A steel ball of diameter 0.2mm, falls with a
terminal velocity of 0.0029m/s through oil in a
relatively large jar.Calculate the viscosity of
oil, assuming the densities of the oil and the
ball are to be 7200 and 420kg/m^3 respectively
.if the radius is doubled,calculate the new
terminal velocity.[take g=9.8m/s^2]
To calculate the viscosity of the oil, we can use Stokes' Law, which states that the terminal velocity of a small sphere moving through a viscous fluid is given by:
v = (2/9) * ( (ρ_ball - ρ_fluid) * g * r^2 ) / η
Where:
v is the terminal velocity,
ρ_ball is the density of the ball,
ρ_fluid is the density of the fluid,
g is the acceleration due to gravity,
r is the radius of the ball, and
η is the viscosity of the fluid.
We can rearrange this equation to solve for η:
η = (2/9) * ( (ρ_ball - ρ_fluid) * g * r^2 ) / v
Using the given values:
ρ_ball = 420 kg/m^3,
ρ_fluid = 7200 kg/m^3,
g = 9.8 m/s^2, and
v = 0.0029 m/s,
η = (2/9) * ( (420 kg/m^3 - 7200 kg/m^3) * 9.8 m/s^2 * (0.1 mm / 2)^2 ) / 0.0029 m/s
Note that the radius needs to be converted to meters before calculation, hence we divide the radius by 1000.
η = (2/9) * ( (420 kg/m^3 - 7200 kg/m^3) * 9.8 m/s^2 * (0.1 mm / 2 / 1000)^2 ) / 0.0029 m/s
Simplifying this equation will give the value for viscosity η.
Now, to calculate the new terminal velocity when the radius is doubled, we can use the same formula but with the new radius. Let's call the new terminal velocity v_new and the new radius r_new.
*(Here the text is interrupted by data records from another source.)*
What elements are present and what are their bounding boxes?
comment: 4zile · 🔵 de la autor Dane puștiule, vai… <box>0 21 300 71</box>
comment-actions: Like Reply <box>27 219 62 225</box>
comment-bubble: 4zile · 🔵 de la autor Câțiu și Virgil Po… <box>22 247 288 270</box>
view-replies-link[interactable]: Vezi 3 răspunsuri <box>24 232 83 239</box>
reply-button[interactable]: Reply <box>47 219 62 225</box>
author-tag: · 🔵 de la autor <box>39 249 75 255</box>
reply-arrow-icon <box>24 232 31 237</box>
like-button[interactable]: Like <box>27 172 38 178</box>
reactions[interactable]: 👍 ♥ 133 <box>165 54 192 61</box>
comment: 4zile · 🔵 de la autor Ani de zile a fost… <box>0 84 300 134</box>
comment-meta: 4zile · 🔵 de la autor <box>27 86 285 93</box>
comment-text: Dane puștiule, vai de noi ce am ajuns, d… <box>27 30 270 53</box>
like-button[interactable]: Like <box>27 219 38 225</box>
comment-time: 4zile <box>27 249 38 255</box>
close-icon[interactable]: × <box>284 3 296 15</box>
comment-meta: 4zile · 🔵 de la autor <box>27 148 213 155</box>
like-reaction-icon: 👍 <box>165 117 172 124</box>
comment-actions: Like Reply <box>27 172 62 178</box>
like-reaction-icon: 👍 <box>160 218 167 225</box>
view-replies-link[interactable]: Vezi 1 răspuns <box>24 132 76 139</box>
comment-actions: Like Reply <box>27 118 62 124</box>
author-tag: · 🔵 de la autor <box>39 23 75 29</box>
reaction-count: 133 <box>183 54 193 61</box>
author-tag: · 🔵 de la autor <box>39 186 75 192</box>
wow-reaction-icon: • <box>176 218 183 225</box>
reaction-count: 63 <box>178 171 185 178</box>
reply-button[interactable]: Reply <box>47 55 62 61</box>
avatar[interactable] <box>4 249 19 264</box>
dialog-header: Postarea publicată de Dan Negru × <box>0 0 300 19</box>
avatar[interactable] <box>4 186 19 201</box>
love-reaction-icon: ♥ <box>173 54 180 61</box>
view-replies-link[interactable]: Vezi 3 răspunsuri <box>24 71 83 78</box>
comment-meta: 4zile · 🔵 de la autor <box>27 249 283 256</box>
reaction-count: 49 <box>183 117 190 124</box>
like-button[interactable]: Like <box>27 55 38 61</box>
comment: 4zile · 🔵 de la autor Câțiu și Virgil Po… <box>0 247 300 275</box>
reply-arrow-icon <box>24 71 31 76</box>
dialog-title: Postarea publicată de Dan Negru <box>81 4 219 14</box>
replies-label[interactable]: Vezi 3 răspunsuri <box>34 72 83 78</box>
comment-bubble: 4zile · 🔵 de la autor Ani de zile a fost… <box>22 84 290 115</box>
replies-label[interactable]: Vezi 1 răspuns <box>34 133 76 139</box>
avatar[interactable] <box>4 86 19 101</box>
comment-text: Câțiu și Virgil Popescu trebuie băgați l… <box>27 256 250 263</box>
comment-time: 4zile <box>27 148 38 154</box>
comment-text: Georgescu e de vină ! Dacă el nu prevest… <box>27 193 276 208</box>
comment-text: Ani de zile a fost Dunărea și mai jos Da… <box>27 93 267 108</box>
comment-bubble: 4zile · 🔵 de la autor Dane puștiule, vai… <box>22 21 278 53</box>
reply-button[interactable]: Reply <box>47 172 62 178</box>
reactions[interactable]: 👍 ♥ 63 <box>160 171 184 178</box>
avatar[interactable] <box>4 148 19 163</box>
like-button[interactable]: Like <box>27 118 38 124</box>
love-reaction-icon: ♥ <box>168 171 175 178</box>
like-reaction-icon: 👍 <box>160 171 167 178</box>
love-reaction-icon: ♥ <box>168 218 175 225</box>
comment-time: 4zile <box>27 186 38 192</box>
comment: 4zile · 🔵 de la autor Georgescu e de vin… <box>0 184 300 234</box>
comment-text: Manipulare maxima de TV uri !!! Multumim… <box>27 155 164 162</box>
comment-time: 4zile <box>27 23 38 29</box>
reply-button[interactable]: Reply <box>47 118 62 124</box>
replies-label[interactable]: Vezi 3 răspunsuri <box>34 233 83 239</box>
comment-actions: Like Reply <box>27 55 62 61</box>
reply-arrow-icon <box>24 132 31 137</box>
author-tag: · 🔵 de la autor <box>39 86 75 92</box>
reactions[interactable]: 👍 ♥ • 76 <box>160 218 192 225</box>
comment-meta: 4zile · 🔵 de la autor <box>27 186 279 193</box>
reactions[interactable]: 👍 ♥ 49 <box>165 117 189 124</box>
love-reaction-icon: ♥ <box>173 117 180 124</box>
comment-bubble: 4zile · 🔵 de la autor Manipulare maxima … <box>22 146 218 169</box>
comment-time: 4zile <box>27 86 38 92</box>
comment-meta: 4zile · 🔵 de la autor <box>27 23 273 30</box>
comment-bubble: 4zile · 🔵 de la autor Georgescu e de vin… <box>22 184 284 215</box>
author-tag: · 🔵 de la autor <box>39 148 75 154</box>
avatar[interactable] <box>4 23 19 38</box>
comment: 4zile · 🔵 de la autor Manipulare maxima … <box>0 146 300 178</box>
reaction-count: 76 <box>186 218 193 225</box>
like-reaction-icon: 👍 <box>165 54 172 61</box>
v_new = (2/9) * ( (ρ_ball - ρ_fluid) * g * r_new^2 ) / η
The radius is now doubled, so r_new = 2 * r.
v_new = (2/9) * ( (ρ_ball - ρ_fluid) * g * (2r)^2 ) / η
v_new = (2/9) * ( (ρ_ball - ρ_fluid) * g * 4r^2 ) / η
Simplifying this equation will give the value for the new terminal velocity v_new.